L’allenatore è chiamato a fare delle scelte, e chi fa scelte è criticabile per definizione, ma si tratta di una pagliuzza mentre nell’occhio del Toro c’è una trave gigante: un gruppo di giocatori che non funziona, e di conseguenza una società, quella che quel gruppo lo ha costruito, che ha sbagliato quasi tutto lo sbagliabile. Sui motivi del malfunzionamento non ci è dato sapere la verità fino in fondo: limiti oggettivi dei calciatori? Rosa male assortita? Scarso impegno? Elementi rimasti a Torino controvoglia? Ognuno può giudicare ciò che vede e scegliere la versione che più lo convince, non è questo il punto. Il punto, per riallacciarsi a quanto detto qualche riga più in alto, è che credere ancora che esista un allenatore in grado di dare una scossa a questo gruppo è esercizio quantomeno ingenuo.

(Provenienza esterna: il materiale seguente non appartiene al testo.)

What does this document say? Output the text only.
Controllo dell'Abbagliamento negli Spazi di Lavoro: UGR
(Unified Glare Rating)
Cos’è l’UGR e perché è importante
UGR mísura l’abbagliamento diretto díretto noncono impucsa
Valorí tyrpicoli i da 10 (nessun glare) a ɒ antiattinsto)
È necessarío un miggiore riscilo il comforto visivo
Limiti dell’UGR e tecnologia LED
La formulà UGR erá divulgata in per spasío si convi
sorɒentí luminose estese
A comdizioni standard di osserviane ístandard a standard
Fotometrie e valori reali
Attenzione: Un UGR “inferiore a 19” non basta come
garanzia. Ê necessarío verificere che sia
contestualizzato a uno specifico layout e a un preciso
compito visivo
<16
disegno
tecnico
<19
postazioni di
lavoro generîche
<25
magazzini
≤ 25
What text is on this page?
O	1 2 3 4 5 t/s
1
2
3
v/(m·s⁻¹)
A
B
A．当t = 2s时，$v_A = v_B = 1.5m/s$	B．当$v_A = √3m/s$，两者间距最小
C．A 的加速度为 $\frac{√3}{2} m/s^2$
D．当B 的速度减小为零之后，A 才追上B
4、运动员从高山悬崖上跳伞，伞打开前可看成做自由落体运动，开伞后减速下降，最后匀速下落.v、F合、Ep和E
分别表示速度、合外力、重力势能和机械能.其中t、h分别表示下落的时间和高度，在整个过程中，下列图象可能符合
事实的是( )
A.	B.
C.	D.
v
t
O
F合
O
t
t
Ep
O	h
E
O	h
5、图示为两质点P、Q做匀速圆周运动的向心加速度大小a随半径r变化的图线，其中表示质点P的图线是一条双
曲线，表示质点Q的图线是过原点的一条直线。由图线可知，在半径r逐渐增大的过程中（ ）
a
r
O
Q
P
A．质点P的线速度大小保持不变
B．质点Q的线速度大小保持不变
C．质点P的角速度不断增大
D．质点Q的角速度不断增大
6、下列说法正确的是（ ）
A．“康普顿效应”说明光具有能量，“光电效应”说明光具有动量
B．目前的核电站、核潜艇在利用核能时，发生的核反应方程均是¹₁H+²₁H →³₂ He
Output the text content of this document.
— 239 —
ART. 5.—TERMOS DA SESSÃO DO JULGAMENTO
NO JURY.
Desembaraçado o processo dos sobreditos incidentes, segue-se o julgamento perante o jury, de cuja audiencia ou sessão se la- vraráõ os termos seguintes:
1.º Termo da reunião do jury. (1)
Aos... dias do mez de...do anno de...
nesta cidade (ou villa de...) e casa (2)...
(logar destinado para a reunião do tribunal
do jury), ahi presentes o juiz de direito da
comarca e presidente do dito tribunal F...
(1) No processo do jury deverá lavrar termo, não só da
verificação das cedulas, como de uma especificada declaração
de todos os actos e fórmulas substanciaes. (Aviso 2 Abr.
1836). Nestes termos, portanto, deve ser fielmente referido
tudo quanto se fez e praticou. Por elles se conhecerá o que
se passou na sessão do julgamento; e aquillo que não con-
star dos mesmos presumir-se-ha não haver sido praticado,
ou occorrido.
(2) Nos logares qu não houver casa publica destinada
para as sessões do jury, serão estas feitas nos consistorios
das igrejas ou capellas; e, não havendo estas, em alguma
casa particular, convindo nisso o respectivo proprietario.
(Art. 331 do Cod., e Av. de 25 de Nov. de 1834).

Nessuno tocchi Nicola, quindi. Tutti ci auguriamo che riesca nell’impresa di salvare questo gruppo allo sbando che da ormai 18 mesi va completamente alla deriva, ma se non dovesse farcela non sarà contro di lui che andrà puntato il dito. Sarà solo un altro onesto professionista sacrificato sull’altare di questo torello sgangherato, come tanti prima di lui.